Universal Music Group Opens its Iron Mountain Tape Vault And You are Invited!
this video will surely amaze you!
Tracking Angle's exclusive visit to Universal Music Group's Iron Mountain tape vault outside of Pittsburgh includes a tour of Iron Mountain Entertainment Services' facilities. The two companies work together. You'll get to go deep within the former limestone mine where Universal Music Group has one of its worldwide tape storage facilities and see how, with the help of Iron Mountain Entertainment Services, the company catalogues and keeps track of its vast audio and video tape holdings as well as with the associated artwork and images.
Two events precipitated this opportunity. The first, of course was the tragic 2008 Universal Studios Fire that destroyed a large archive of film and video assets as well as parts of the company’s master audio tape holdings.
No one, least of all UMG executives, disputes that a great deal was lost, but, according to the Universal executives with whom I met, far fewer of the audio assets were lost than was reported in, among other places, The New York Times Magazine, which published a detailed, but UMG claims inaccurate story that overstated what had been lost.
I was told that at the time of the fire, a considerable percentage of the master tapes had already been removed from the vaults located on the backlot of Universal Studios atop Universal Mountain and were in the process of being moved to a new, far more secure location so, when the fire broke out much of the holdings were elsewhere. Incidentally, the Blue Note holdings were never in danger. Those tapes were and are stored at another Iron Mountain facility in downtown Los Angeles, formerly a Bekins Moving and Storage depot.
UMG backed up its claims by forwarding eleven displays it had produced showing master tape holdings supposedly destroyed in the fire along with obviously incorrect assertions made in The New York Times Magazine story that I was told the paper refuses to correct. Here they are:
Obviously, Universal is still in public relations recovery mode related to both the fire itself and to The New York Times claims they hope these displays published here help to refute. Those of us following recent Analogue Productions Buddy Holly reissues and the many that are part of the Verve/Acoustic Sounds reissue series already know that tapes supposedly lost in the fire weren’t and that in other cases one off the master copies sent overseas and to other locations—including UMG’s Berlin tape storage facilities, previously in Hanover Germany, where I visited in 2003 ago—have been retrieved and sound as good as the masters—and in some cases better because they sat in the vaults unused or little used.
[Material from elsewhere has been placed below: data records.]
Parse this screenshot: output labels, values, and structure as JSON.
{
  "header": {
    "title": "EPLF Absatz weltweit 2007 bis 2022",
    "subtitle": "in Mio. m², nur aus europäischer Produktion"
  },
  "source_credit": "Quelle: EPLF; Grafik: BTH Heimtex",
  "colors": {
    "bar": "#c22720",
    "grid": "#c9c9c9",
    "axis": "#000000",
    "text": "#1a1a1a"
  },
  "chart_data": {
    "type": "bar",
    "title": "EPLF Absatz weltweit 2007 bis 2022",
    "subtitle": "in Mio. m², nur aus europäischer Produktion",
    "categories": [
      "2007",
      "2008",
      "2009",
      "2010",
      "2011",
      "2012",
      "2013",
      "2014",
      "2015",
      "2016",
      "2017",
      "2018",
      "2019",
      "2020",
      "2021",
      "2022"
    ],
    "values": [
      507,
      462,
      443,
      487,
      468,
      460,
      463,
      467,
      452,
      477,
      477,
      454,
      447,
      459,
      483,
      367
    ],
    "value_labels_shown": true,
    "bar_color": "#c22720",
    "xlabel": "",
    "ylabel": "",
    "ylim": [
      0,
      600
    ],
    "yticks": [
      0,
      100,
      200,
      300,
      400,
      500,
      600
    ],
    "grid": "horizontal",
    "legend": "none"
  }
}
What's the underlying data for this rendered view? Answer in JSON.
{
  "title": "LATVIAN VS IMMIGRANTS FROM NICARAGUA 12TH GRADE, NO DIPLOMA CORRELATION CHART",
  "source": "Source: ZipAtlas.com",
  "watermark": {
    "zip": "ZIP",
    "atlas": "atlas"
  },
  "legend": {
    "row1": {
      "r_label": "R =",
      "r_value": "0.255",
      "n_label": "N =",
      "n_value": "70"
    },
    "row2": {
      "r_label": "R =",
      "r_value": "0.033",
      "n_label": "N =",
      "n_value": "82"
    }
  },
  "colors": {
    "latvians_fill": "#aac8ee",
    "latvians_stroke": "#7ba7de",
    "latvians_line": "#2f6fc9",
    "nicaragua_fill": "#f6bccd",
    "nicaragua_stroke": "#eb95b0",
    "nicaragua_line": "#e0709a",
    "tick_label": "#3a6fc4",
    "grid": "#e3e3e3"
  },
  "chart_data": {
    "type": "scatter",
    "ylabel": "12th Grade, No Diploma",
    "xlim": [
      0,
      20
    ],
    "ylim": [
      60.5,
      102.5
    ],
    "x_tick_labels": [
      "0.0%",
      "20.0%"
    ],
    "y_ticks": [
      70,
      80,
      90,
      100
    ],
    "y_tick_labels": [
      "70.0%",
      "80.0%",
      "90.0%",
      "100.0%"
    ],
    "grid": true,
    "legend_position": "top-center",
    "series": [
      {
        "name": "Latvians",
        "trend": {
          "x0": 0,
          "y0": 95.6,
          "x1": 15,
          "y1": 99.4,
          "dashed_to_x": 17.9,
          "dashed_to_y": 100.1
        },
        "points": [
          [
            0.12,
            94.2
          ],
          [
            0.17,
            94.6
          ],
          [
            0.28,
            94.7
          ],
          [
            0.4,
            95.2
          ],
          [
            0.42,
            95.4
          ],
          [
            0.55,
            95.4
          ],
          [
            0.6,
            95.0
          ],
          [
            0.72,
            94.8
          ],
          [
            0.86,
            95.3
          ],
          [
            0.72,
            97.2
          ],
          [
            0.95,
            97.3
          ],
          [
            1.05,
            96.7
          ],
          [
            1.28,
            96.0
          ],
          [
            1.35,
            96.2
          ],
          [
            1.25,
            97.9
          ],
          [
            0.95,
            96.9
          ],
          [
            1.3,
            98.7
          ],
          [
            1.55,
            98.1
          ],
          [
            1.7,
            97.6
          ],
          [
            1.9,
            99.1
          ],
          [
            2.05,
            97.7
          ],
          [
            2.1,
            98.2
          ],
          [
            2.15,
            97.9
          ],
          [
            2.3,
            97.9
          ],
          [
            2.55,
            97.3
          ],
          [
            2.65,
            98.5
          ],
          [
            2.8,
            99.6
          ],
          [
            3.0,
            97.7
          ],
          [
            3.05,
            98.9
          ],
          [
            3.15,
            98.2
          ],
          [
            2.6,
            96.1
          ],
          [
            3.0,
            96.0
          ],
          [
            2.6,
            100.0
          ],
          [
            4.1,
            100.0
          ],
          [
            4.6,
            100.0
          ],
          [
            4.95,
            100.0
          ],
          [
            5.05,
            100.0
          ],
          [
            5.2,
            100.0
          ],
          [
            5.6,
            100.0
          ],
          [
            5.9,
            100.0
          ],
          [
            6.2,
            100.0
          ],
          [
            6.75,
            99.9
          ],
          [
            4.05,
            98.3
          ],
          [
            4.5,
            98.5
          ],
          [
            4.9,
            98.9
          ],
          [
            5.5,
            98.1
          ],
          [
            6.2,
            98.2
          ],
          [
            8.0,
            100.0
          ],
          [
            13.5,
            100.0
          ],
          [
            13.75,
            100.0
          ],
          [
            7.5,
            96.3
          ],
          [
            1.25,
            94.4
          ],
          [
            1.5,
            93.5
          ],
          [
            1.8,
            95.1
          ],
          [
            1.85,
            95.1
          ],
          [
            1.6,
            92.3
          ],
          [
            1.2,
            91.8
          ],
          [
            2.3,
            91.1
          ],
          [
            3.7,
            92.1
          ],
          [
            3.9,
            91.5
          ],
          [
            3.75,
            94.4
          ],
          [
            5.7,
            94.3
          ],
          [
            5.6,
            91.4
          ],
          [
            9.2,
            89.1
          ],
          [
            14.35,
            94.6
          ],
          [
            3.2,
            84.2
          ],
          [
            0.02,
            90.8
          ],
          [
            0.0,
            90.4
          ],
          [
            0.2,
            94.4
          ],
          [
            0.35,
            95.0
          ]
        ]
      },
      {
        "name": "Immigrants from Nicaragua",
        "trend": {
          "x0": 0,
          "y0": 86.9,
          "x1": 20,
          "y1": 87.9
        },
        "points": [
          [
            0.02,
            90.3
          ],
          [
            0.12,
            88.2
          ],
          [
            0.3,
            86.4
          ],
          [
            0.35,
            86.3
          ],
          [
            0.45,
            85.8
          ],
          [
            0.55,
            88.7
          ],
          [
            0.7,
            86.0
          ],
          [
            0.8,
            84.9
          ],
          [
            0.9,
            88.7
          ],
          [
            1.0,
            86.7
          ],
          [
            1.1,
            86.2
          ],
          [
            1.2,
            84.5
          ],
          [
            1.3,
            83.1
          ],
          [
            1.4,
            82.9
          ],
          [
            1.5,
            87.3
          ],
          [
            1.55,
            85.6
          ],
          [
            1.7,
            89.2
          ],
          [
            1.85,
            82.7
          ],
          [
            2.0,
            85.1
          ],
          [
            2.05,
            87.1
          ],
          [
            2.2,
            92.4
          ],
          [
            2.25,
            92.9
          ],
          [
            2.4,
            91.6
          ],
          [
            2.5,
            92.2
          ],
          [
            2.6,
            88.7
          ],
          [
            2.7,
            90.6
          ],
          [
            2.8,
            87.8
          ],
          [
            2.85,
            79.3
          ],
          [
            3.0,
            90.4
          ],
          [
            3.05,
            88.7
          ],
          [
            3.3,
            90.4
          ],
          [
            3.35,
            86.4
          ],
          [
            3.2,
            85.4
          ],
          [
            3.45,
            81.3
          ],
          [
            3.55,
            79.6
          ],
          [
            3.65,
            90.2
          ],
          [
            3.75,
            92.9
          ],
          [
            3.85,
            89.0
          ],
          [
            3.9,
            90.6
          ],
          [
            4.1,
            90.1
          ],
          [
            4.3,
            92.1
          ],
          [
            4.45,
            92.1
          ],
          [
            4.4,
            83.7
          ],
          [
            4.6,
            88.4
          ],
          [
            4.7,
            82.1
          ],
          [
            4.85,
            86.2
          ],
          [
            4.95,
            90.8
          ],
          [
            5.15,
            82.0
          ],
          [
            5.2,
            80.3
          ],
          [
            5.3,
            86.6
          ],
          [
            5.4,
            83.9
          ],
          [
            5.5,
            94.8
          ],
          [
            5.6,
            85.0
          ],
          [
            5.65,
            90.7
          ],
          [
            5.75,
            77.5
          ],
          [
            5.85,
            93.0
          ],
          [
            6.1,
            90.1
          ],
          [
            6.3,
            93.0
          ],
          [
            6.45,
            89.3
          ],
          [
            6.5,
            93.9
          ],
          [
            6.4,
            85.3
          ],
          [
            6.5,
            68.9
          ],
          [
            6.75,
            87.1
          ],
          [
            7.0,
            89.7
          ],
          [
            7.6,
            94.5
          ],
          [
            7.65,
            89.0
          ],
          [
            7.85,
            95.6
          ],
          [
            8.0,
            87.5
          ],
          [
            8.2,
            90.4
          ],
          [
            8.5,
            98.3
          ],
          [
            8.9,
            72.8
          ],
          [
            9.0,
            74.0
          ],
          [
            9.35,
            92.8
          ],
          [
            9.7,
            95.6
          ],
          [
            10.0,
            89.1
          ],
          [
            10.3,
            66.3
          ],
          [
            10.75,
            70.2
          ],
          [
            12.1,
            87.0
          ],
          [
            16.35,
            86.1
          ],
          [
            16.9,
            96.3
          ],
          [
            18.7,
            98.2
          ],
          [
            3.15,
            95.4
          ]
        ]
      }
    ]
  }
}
Universal's now closed Hanover, Germany facility
Now Closed Emil Berliner Studios in Hanover
The second event that helped make possible this difficult to arrange trip was the adventure I had a few years ago when I was contacted by a woman in Lake Oswego, Oregon outside of Portland, whose husband ran the GRT label’s tape duplication operations. At one point GRT had purchased the Chess Records catalog. When she called to say she had a storage space filled with tapes that she wished to sell, well visions of Muddy, Little Walter, Howlin’ Wolf and much more danced through my head.
I flew out and examined the tapes. That video is on my previous endeavor’s YouTube channel, and frankly I think I’m entitled to publish it here as well and just might. There were only a few Chess titles, but a great deal more that was of interest to UMG so I contacted people I knew there and they arranged for me to fly back again and participate in a video showing the tapes and including an interview with the woman, who has her own fascinating story that included her being a clown at The White House, entertaining Carter and Reagan, and being a jazz fan befriending Count Basie and the Orchestra and having band members over to her home. She was also a professional photographer and so had a treasure trove of images. I’ve not seen the footage but I hope UMG does something with it soon!
Through that I met a number of UMG executives and over time we hatched a plan for me to visit Iron Mountain. The visit also includes a ride through other parts of the labyrinthian, underground facility where governmental agencies we can't identify also store data, safe from natural environmental damage as well as from acts of war. You'll see the process by which a licensee gets selected assets for a music album reissue, whether it's the tape for an all-analog reissue or a digital file for a digitally sourced reissue.
You'll see the action from finding the tapes in the vast facility to cataloguing and preparing them for reissue. The visit was like going onto a science fiction movie set, only this was real! For most people this will be a first and only opportunity to see the facility in this almost two-hour long presentation.
Tracking Angle thanks Universal Music Group, Iron Mountain and Iron Mountain Entertainment Services for allowing us into the usually off-limit facility and for everyone's hospitality and cooperation. It was an experience I'll never forget!